We railed against her, in our comedy – some of those who made their money on anti-thatch humour are now the supporters of the Eddie Izzard Blairite bunch who will chip away at the left that the labour party and British politics need so badly.

I could speak, ashamed, for hours about how the utopia, the golden citadel that the pre-1945 generations fought for was destroyed by my generation. I could speak for hours on how many who listen to this will deny they were part of it, but we were very much part of it whether we knew it or not.

But that’s for another time.

But lets say, Utopia was betrayed by the 1980’s before it was allowed to take shape properly. Not to say that in lots of respects, the proto-utopia social democratic UK was not hugely flawed-and beginning to fail just as equality was being reached. It was. In many ways – including the fact it was still reliant on the labours of the empire… the poverty of most of the rest of the world, a desperate world others were baring arms to try to destroy in Cuba, Angola, Bolivia and many other places.

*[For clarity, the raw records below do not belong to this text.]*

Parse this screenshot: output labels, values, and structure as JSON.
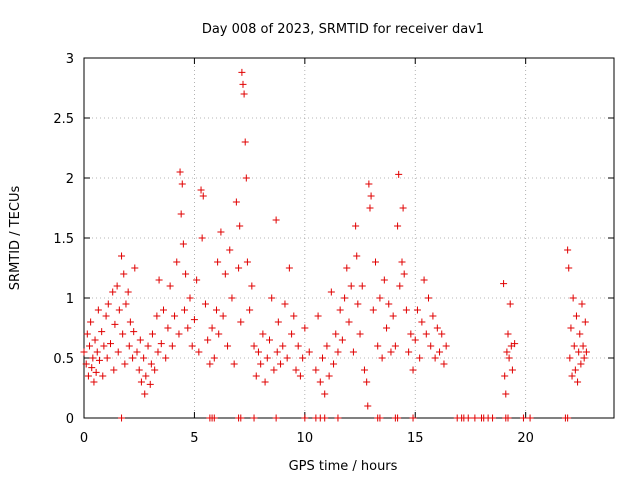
{
  "chart_data": {
    "type": "scatter",
    "title": "Day 008 of 2023, SRMTID for receiver dav1",
    "xlabel": "GPS time / hours",
    "ylabel": "SRMTID / TECUs",
    "xlim": [
      0,
      24
    ],
    "ylim": [
      0,
      3
    ],
    "xticks": [
      0,
      5,
      10,
      15,
      20
    ],
    "yticks": [
      0,
      0.5,
      1,
      1.5,
      2,
      2.5,
      3
    ],
    "xtick_labels": [
      "0",
      "5",
      "10",
      "15",
      "20"
    ],
    "ytick_labels": [
      "0",
      "0.5",
      "1",
      "1.5",
      "2",
      "2.5",
      "3"
    ],
    "grid": true,
    "marker": "plus",
    "color": "#e00000",
    "series": [
      {
        "name": "SRMTID",
        "points": [
          [
            0.0,
            0.55
          ],
          [
            0.1,
            0.45
          ],
          [
            0.15,
            0.7
          ],
          [
            0.2,
            0.35
          ],
          [
            0.25,
            0.6
          ],
          [
            0.3,
            0.8
          ],
          [
            0.35,
            0.42
          ],
          [
            0.4,
            0.5
          ],
          [
            0.45,
            0.3
          ],
          [
            0.5,
            0.65
          ],
          [
            0.55,
            0.38
          ],
          [
            0.6,
            0.55
          ],
          [
            0.65,
            0.9
          ],
          [
            0.7,
            0.48
          ],
          [
            0.8,
            0.72
          ],
          [
            0.85,
            0.35
          ],
          [
            0.9,
            0.6
          ],
          [
            1.0,
            0.85
          ],
          [
            1.05,
            0.5
          ],
          [
            1.1,
            0.95
          ],
          [
            1.2,
            0.62
          ],
          [
            1.3,
            1.05
          ],
          [
            1.35,
            0.4
          ],
          [
            1.4,
            0.78
          ],
          [
            1.5,
            1.1
          ],
          [
            1.55,
            0.55
          ],
          [
            1.6,
            0.9
          ],
          [
            1.7,
            1.35
          ],
          [
            1.75,
            0.7
          ],
          [
            1.8,
            1.2
          ],
          [
            1.85,
            0.45
          ],
          [
            1.9,
            0.95
          ],
          [
            2.0,
            1.05
          ],
          [
            2.05,
            0.6
          ],
          [
            2.1,
            0.8
          ],
          [
            2.2,
            0.5
          ],
          [
            2.25,
            0.72
          ],
          [
            2.3,
            1.25
          ],
          [
            2.4,
            0.55
          ],
          [
            2.5,
            0.4
          ],
          [
            2.55,
            0.65
          ],
          [
            2.6,
            0.3
          ],
          [
            2.7,
            0.5
          ],
          [
            2.75,
            0.2
          ],
          [
            2.8,
            0.35
          ],
          [
            2.9,
            0.6
          ],
          [
            3.0,
            0.28
          ],
          [
            3.05,
            0.45
          ],
          [
            3.1,
            0.7
          ],
          [
            3.2,
            0.4
          ],
          [
            3.3,
            0.85
          ],
          [
            3.35,
            0.55
          ],
          [
            3.4,
            1.15
          ],
          [
            3.5,
            0.62
          ],
          [
            3.6,
            0.9
          ],
          [
            3.7,
            0.5
          ],
          [
            3.8,
            0.75
          ],
          [
            3.9,
            1.1
          ],
          [
            4.0,
            0.6
          ],
          [
            4.1,
            0.85
          ],
          [
            4.2,
            1.3
          ],
          [
            4.3,
            0.7
          ],
          [
            4.35,
            2.05
          ],
          [
            4.4,
            1.7
          ],
          [
            4.45,
            1.95
          ],
          [
            4.5,
            1.45
          ],
          [
            4.55,
            0.9
          ],
          [
            4.6,
            1.2
          ],
          [
            4.7,
            0.75
          ],
          [
            4.8,
            1.0
          ],
          [
            4.9,
            0.6
          ],
          [
            5.0,
            0.82
          ],
          [
            5.1,
            1.15
          ],
          [
            5.2,
            0.55
          ],
          [
            5.3,
            1.9
          ],
          [
            5.35,
            1.5
          ],
          [
            5.4,
            1.85
          ],
          [
            5.5,
            0.95
          ],
          [
            5.6,
            0.65
          ],
          [
            5.7,
            0.45
          ],
          [
            5.8,
            0.75
          ],
          [
            5.9,
            0.5
          ],
          [
            6.0,
            0.9
          ],
          [
            6.05,
            1.3
          ],
          [
            6.1,
            0.7
          ],
          [
            6.2,
            1.55
          ],
          [
            6.3,
            0.85
          ],
          [
            6.4,
            1.2
          ],
          [
            6.5,
            0.6
          ],
          [
            6.6,
            1.4
          ],
          [
            6.7,
            1.0
          ],
          [
            6.8,
            0.45
          ],
          [
            6.9,
            1.8
          ],
          [
            7.0,
            1.25
          ],
          [
            7.05,
            1.6
          ],
          [
            7.1,
            0.8
          ],
          [
            7.15,
            2.88
          ],
          [
            7.2,
            2.78
          ],
          [
            7.25,
            2.7
          ],
          [
            7.3,
            2.3
          ],
          [
            7.35,
            2.0
          ],
          [
            7.4,
            1.3
          ],
          [
            7.5,
            0.9
          ],
          [
            7.6,
            1.1
          ],
          [
            7.7,
            0.6
          ],
          [
            7.8,
            0.35
          ],
          [
            7.9,
            0.55
          ],
          [
            8.0,
            0.45
          ],
          [
            8.1,
            0.7
          ],
          [
            8.2,
            0.3
          ],
          [
            8.3,
            0.5
          ],
          [
            8.4,
            0.65
          ],
          [
            8.5,
            1.0
          ],
          [
            8.6,
            0.4
          ],
          [
            8.7,
            1.65
          ],
          [
            8.75,
            0.55
          ],
          [
            8.8,
            0.8
          ],
          [
            8.9,
            0.45
          ],
          [
            9.0,
            0.6
          ],
          [
            9.1,
            0.95
          ],
          [
            9.2,
            0.5
          ],
          [
            9.3,
            1.25
          ],
          [
            9.4,
            0.7
          ],
          [
            9.5,
            0.85
          ],
          [
            9.6,
            0.4
          ],
          [
            9.7,
            0.6
          ],
          [
            9.8,
            0.35
          ],
          [
            9.9,
            0.5
          ],
          [
            10.0,
            0.75
          ],
          [
            10.2,
            0.55
          ],
          [
            10.5,
            0.4
          ],
          [
            10.6,
            0.85
          ],
          [
            10.7,
            0.3
          ],
          [
            10.8,
            0.5
          ],
          [
            10.9,
            0.2
          ],
          [
            11.0,
            0.6
          ],
          [
            11.1,
            0.35
          ],
          [
            11.2,
            1.05
          ],
          [
            11.3,
            0.45
          ],
          [
            11.4,
            0.7
          ],
          [
            11.5,
            0.55
          ],
          [
            11.6,
            0.9
          ],
          [
            11.7,
            0.65
          ],
          [
            11.8,
            1.0
          ],
          [
            11.9,
            1.25
          ],
          [
            12.0,
            0.8
          ],
          [
            12.1,
            1.1
          ],
          [
            12.2,
            0.55
          ],
          [
            12.3,
            1.6
          ],
          [
            12.35,
            1.35
          ],
          [
            12.4,
            0.95
          ],
          [
            12.5,
            0.7
          ],
          [
            12.6,
            1.1
          ],
          [
            12.7,
            0.4
          ],
          [
            12.8,
            0.3
          ],
          [
            12.85,
            0.1
          ],
          [
            12.9,
            1.95
          ],
          [
            12.95,
            1.75
          ],
          [
            13.0,
            1.85
          ],
          [
            13.1,
            0.9
          ],
          [
            13.2,
            1.3
          ],
          [
            13.3,
            0.6
          ],
          [
            13.4,
            1.0
          ],
          [
            13.5,
            0.5
          ],
          [
            13.6,
            1.15
          ],
          [
            13.7,
            0.75
          ],
          [
            13.8,
            0.95
          ],
          [
            13.9,
            0.55
          ],
          [
            14.0,
            0.85
          ],
          [
            14.1,
            0.6
          ],
          [
            14.2,
            1.6
          ],
          [
            14.25,
            2.03
          ],
          [
            14.3,
            1.1
          ],
          [
            14.4,
            1.3
          ],
          [
            14.45,
            1.75
          ],
          [
            14.5,
            1.2
          ],
          [
            14.6,
            0.9
          ],
          [
            14.7,
            0.55
          ],
          [
            14.8,
            0.7
          ],
          [
            14.9,
            0.4
          ],
          [
            15.0,
            0.65
          ],
          [
            15.1,
            0.9
          ],
          [
            15.2,
            0.5
          ],
          [
            15.3,
            0.8
          ],
          [
            15.4,
            1.15
          ],
          [
            15.5,
            0.7
          ],
          [
            15.6,
            1.0
          ],
          [
            15.7,
            0.6
          ],
          [
            15.8,
            0.85
          ],
          [
            15.9,
            0.5
          ],
          [
            16.0,
            0.75
          ],
          [
            16.1,
            0.55
          ],
          [
            16.2,
            0.7
          ],
          [
            16.3,
            0.45
          ],
          [
            16.4,
            0.6
          ],
          [
            19.0,
            1.12
          ],
          [
            19.05,
            0.35
          ],
          [
            19.1,
            0.2
          ],
          [
            19.15,
            0.55
          ],
          [
            19.2,
            0.7
          ],
          [
            19.25,
            0.5
          ],
          [
            19.3,
            0.95
          ],
          [
            19.35,
            0.6
          ],
          [
            19.4,
            0.4
          ],
          [
            19.5,
            0.62
          ],
          [
            21.9,
            1.4
          ],
          [
            21.95,
            1.25
          ],
          [
            22.0,
            0.5
          ],
          [
            22.05,
            0.75
          ],
          [
            22.1,
            0.35
          ],
          [
            22.15,
            1.0
          ],
          [
            22.2,
            0.6
          ],
          [
            22.25,
            0.4
          ],
          [
            22.3,
            0.85
          ],
          [
            22.35,
            0.3
          ],
          [
            22.4,
            0.55
          ],
          [
            22.45,
            0.7
          ],
          [
            22.5,
            0.45
          ],
          [
            22.55,
            0.95
          ],
          [
            22.6,
            0.6
          ],
          [
            22.65,
            0.5
          ],
          [
            22.7,
            0.8
          ],
          [
            22.75,
            0.55
          ],
          [
            1.7,
            0.0
          ],
          [
            5.7,
            0.0
          ],
          [
            5.8,
            0.0
          ],
          [
            5.9,
            0.0
          ],
          [
            7.0,
            0.0
          ],
          [
            7.1,
            0.0
          ],
          [
            7.7,
            0.0
          ],
          [
            8.7,
            0.0
          ],
          [
            10.0,
            0.0
          ],
          [
            10.5,
            0.0
          ],
          [
            10.7,
            0.0
          ],
          [
            10.9,
            0.0
          ],
          [
            11.5,
            0.0
          ],
          [
            13.3,
            0.0
          ],
          [
            13.4,
            0.0
          ],
          [
            14.1,
            0.0
          ],
          [
            14.2,
            0.0
          ],
          [
            14.9,
            0.0
          ],
          [
            16.9,
            0.0
          ],
          [
            17.1,
            0.0
          ],
          [
            17.2,
            0.0
          ],
          [
            17.4,
            0.0
          ],
          [
            17.7,
            0.0
          ],
          [
            18.0,
            0.0
          ],
          [
            18.1,
            0.0
          ],
          [
            18.3,
            0.0
          ],
          [
            18.5,
            0.0
          ],
          [
            19.1,
            0.0
          ],
          [
            19.2,
            0.0
          ],
          [
            19.9,
            0.0
          ],
          [
            20.2,
            0.0
          ],
          [
            21.8,
            0.0
          ],
          [
            21.9,
            0.0
          ]
        ]
      }
    ]
  }
}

And our destruction was reliant on the discovery of Scottish oil, now a commodity that like coal, will become much too expensive to take out of the ground.

So. What is utopia?

Well, as a reader of science fiction, dystopian nightmares and utopian dreams I have a few favourites, including those I listed before. I love Edward Bellamy’s 19th century book, Looking Backward. A book that spawned more socialist societies across the world than Marx ever did. A novel so hopeful that socialism was going to be a middle class utopia, it seems quaint nowadays. But a novel that predicted much that has happened, like the supermarket, the debit card, radio, and much more. If middle class lefties nowadays wrote a novel set in a utopian left-wing world a hundred years hence, I know it would be full of the horrors Bellamy described in his present day Boston, because the levels of poverty and homelessness, as always when Tories are in control, is shameful. The book would, like Bellamy‘s, be full of their middle-class presumptions of what utopia would be like and THEIR wants.

So, back to Tracy and Blackpool. Ullmans video has her dreaming of her utopia at the end of the video, a utopia that is based in her characters working class world, inside a small car with Paul McCartney. A dream far from her character’s reality.

I revisited Blackpool in recent years, and it is far from the 1970’s utopia of my childhood where we could be set free by our parents amongst the flashing lights and sounds of screams of laughter.

The reality of our new world, summed up by these videos and by way of these novelists don’t perhaps offer much hope.

Maybe. But they all have one thing in common. They all seek something better for more than the person in the video or book (with the exception of Tracy’s character, who is trapped, but still dreaming for her own Paul).

And my dream? My dream is that I live to see a time when we have a society not far from the imperfect, perfect society envisaged by Iain M Banks. A Culture exploring ourselves and the stars, in which we have individual care, and long productive interesting lives. And the ability to become Tamara Bunke, Tanya the spy, inserting ourselves into worlds yet to change, with the exciting danger that that brings.

Utopias should be exciting.

And Utopians should never forget.

Our utopia shouldn’t let us forget that we are all equal and we should all be looking out for each other, or they’ll still be building statues to Thatcher while people freeze to death on our streets and children starve.